I have a question about an exercise I am working on for a linear algebra class. The exercise is as follows
Let $\vec{v}_1=(1,1,1,1)$ and $\vec{v}_2=(3,5,2,1)$, and let $V$ be the subspace of $\mathbb{R}^4$ spanned by $\vec{v}_1$ and $\vec{v}_2$. Find two equations, each of the form $ax+by+cz+dw=0$, such that the common solution to these equations is the subspace $V$.

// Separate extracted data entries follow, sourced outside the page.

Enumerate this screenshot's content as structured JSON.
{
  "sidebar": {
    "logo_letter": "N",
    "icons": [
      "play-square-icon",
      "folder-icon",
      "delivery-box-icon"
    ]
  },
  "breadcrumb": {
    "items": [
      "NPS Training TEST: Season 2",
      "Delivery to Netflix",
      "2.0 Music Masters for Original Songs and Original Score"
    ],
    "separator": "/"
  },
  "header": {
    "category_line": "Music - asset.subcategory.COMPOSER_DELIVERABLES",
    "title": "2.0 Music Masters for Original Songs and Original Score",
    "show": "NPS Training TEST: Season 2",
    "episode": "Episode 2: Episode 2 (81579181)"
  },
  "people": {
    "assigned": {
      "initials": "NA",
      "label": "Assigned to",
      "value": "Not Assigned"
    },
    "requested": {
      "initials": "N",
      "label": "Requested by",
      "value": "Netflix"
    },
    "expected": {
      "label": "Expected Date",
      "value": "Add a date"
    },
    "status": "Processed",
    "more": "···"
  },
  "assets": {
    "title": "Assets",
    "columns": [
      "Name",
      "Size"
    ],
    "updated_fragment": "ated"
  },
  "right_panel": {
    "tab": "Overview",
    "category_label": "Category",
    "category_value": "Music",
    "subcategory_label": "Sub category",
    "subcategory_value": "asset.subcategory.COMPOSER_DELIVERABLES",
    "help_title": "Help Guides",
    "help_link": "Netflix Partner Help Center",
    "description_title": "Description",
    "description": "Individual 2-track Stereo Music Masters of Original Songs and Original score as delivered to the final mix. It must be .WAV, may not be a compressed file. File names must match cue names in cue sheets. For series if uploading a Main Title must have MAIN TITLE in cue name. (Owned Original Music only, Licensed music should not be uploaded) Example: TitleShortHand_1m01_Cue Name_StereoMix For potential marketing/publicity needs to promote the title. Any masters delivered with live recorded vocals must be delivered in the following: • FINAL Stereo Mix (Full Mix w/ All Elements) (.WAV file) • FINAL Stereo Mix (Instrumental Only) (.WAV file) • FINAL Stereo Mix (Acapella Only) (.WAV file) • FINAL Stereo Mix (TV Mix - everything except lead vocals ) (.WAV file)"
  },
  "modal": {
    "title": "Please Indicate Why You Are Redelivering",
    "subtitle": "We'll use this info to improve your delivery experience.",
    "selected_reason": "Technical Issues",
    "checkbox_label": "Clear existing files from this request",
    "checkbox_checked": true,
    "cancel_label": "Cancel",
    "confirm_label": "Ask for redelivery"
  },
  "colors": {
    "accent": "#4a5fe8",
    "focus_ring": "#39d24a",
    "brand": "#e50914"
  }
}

So, if $\vec{v}_1=(1,1,1,1)$ and $\vec{v}_2=(3,5,2,1)$ span $V$, then every vector in $V$ can be expressed as a linear combination of $\vec{v}_1=(1,1,1,1)$ and $\vec{v}_2=(3,5,2,1)$. That is, for any two scalars $c$ and $d$,
$$c\begin{bmatrix} 1\\ 1\\ 1\\ 1\\ \end{bmatrix} + d\begin{bmatrix} 3\\ 5\\ 2\\ 1\\ \end{bmatrix} = \begin{bmatrix} x\\ y\\ z\\ w\\ \end{bmatrix} .$$
From here I use an augmented matrix
$$\begin{bmatrix} 1& 3|& x\\ 1& 5|& y\\ 1& 2|& z\\ 1& 1|& w \end{bmatrix}$$
which, after putting into RREF form, yields
$$\begin{bmatrix} 1& 0|& 2w-z\\ 0& 1|& z-w\\ 0& 0|& x-3w-2z\\ 0& 0|& y-5w-4z \end{bmatrix}$$
Does this give me the two equations I am asked to provide? It would be
$$x-3w-2z=0$$ $$y-5w-4z=0$$